Skip to content

Python Elastic Output

Before you start...

Before using...

This node is intended to be used when spark features are not required. For instance, in a pipeline, where you are not manipulating Spark's dataframe at all...

With this node, you can save your an incoming stream of list (where each element is a python dictionary) to an elasticsearch index.

PySpark ->

Spark ->

Examples

Use-cases

Our "hello world" punchline configuration.

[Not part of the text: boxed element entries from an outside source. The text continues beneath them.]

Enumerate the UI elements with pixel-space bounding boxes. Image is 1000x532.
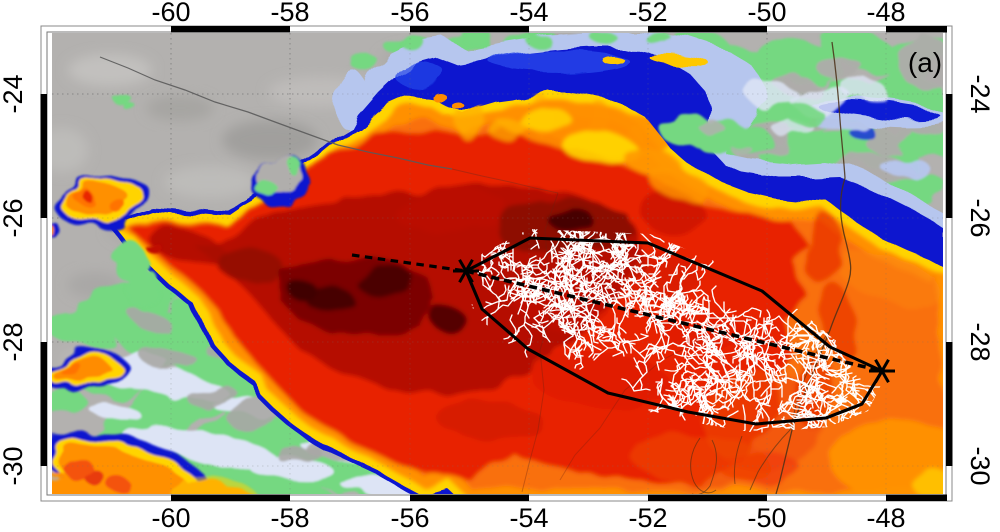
svg-text:-52: -52 [628,0,667,27]
svg-text:-24: -24 [0,74,28,113]
svg-text:-28: -28 [965,322,995,361]
svg-text:-26: -26 [965,198,995,237]
svg-text:-60: -60 [151,503,190,532]
svg-text:(a): (a) [908,47,942,78]
svg-text:-30: -30 [965,446,995,485]
svg-text:-56: -56 [390,0,429,27]
svg-text:-50: -50 [747,503,786,532]
svg-text:-48: -48 [866,0,905,27]
svg-text:-54: -54 [509,0,548,27]
svg-text:-26: -26 [0,198,28,237]
svg-text:-56: -56 [390,503,429,532]
svg-text:-24: -24 [965,74,995,113]
svg-text:-48: -48 [866,503,905,532]
svg-text:-28: -28 [0,322,28,361]
svg-text:-58: -58 [270,503,309,532]
svg-text:-52: -52 [628,503,667,532]
svg-text:-30: -30 [0,446,28,485]
svg-text:-60: -60 [151,0,190,27]
svg-text:-58: -58 [270,0,309,27]
svg-text:-54: -54 [509,503,548,532]
svg-text:-50: -50 [747,0,786,27]
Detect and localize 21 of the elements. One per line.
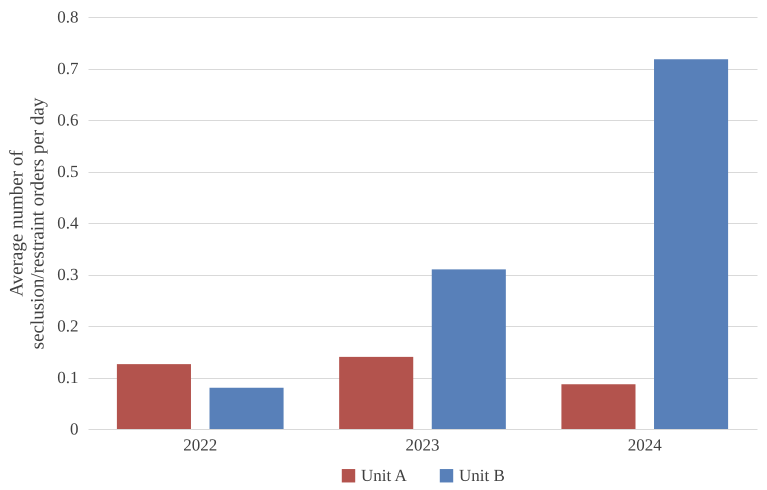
bar [432,269,506,429]
y-tick-label: 0.6 [57,110,78,130]
bar [561,384,636,429]
y-tick-label: 0.7 [57,59,79,78]
y-tick-label: 0.8 [57,8,78,26]
y-tick-label: 0 [70,420,78,438]
y-tick-label: 0.2 [57,316,78,336]
y-tick-label: 0.4 [57,214,79,232]
bar [210,388,284,429]
legend-label: Unit A [361,466,408,485]
legend-label: Unit B [459,466,505,485]
y-tick-label: 0.3 [57,265,78,284]
x-tick-label: 2022 [183,436,218,454]
y-tick-label: 0.1 [57,368,78,387]
bar [654,59,728,429]
y-tick-label: 0.5 [57,162,78,181]
bar [339,356,414,429]
x-tick-label: 2023 [406,436,440,454]
bar [116,364,191,429]
y-axis-title: Average number of seclusion/restraint orders per day [6,97,48,350]
x-tick-label: 2024 [628,436,662,454]
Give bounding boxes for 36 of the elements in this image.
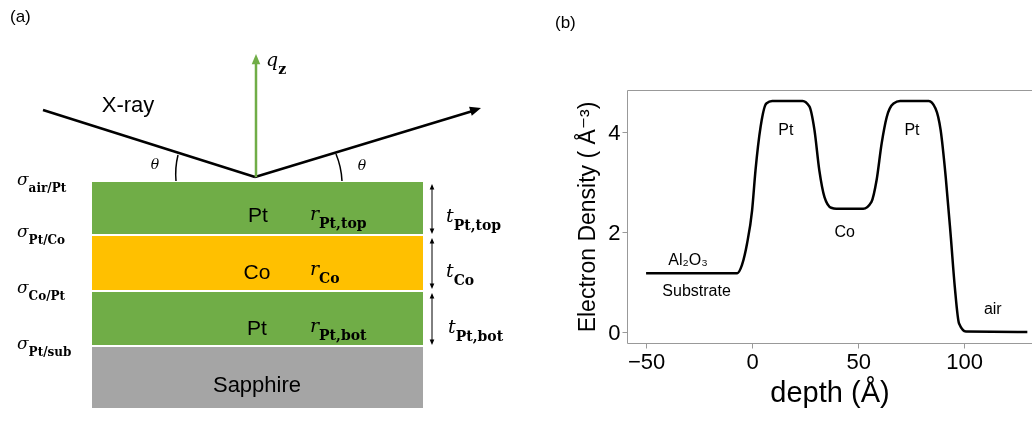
text: t$_{Co}$ bbox=[446, 259, 475, 288]
y-tick-label: 2 bbox=[608, 219, 621, 245]
text: σ$_{Co/Pt}$ bbox=[17, 277, 66, 303]
text: θ bbox=[357, 157, 367, 173]
annotation: Co bbox=[834, 223, 856, 241]
x-tick-label: −50 bbox=[627, 348, 666, 374]
text: t$_{Pt,top}$ bbox=[446, 204, 502, 233]
text: Pt bbox=[247, 316, 268, 339]
text: θ bbox=[150, 156, 160, 172]
text: Co bbox=[243, 260, 271, 283]
y-tick-label: 0 bbox=[608, 319, 621, 345]
annotation: Pt bbox=[778, 120, 794, 138]
text: Pt bbox=[248, 203, 269, 226]
text: σ$_{Pt/Co}$ bbox=[17, 221, 66, 247]
text: q$_{z}$ bbox=[266, 48, 287, 77]
annotation: air bbox=[983, 299, 1003, 317]
text: σ$_{Pt/sub}$ bbox=[17, 333, 72, 359]
text: r$_{Pt,bot}$ bbox=[310, 314, 368, 343]
x-tick-label: 0 bbox=[746, 348, 759, 374]
annotation: Substrate bbox=[662, 282, 731, 300]
text: t$_{Pt,bot}$ bbox=[448, 315, 504, 344]
annotation: Pt bbox=[904, 120, 921, 138]
y-tick-label: 4 bbox=[608, 119, 621, 145]
text: Sapphire bbox=[212, 372, 302, 397]
text: X-ray bbox=[101, 92, 155, 117]
x-tick-label: 50 bbox=[846, 348, 871, 374]
text: r$_{Co}$ bbox=[310, 257, 340, 286]
line-series bbox=[644, 99, 1029, 334]
text: (a) bbox=[10, 7, 31, 26]
x-axis-title: depth (Å) bbox=[770, 375, 890, 408]
annotation: Al₂O₃ bbox=[668, 251, 708, 269]
chart-title: (b) bbox=[555, 13, 576, 32]
text: σ$_{air/Pt}$ bbox=[17, 169, 67, 195]
text: r$_{Pt,top}$ bbox=[310, 202, 367, 231]
x-tick-label: 100 bbox=[946, 348, 984, 374]
y-axis-title: Electron Density ( Å⁻³) bbox=[573, 101, 601, 333]
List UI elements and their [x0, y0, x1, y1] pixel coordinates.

beginner_use_case.punchline

{
    type: punchline
    version: "6.0"
    runtime: pyspark
    tenant: default
    dag: [
        {
            type: python_elastic_input
            component: python_elastic_input
            settings: {
                index: mydata
                nodes: [
                    localhost
                ]
            }
            subscribe: [

            ]
            publish: [
                {
                    stream: data
                }
            ]
        }
        {
            type: python_elastic_output
            component: python_elastic_output
            settings: {
                nodes: [
                    localhost
                ]
                index: multiquerytest
            }
            subscribe: [
                {
                    stream: data
                    component: python_elastic_input
                }
            ]
        }
    ]
}

run beginner_use_case.punchline by using the command below:

CONF=beginner_use_case.punchline
punchlinectl start -p $CONF

Comming soon

Comming soon

Parameters

Common Settings

Name Type mandatory Default value Description
index String true NONE The name of your elasticsearch index where data will be fetched.
port Integer false 9200 Your Elasticsearch server Port.
nodes List of String true NONE Hostnames of your elasticsearch nodes. In general, only one hostname is needed.
type String false NONE document type that will be retrieved from elasticsearch index

Advanced Settings

No advanced settings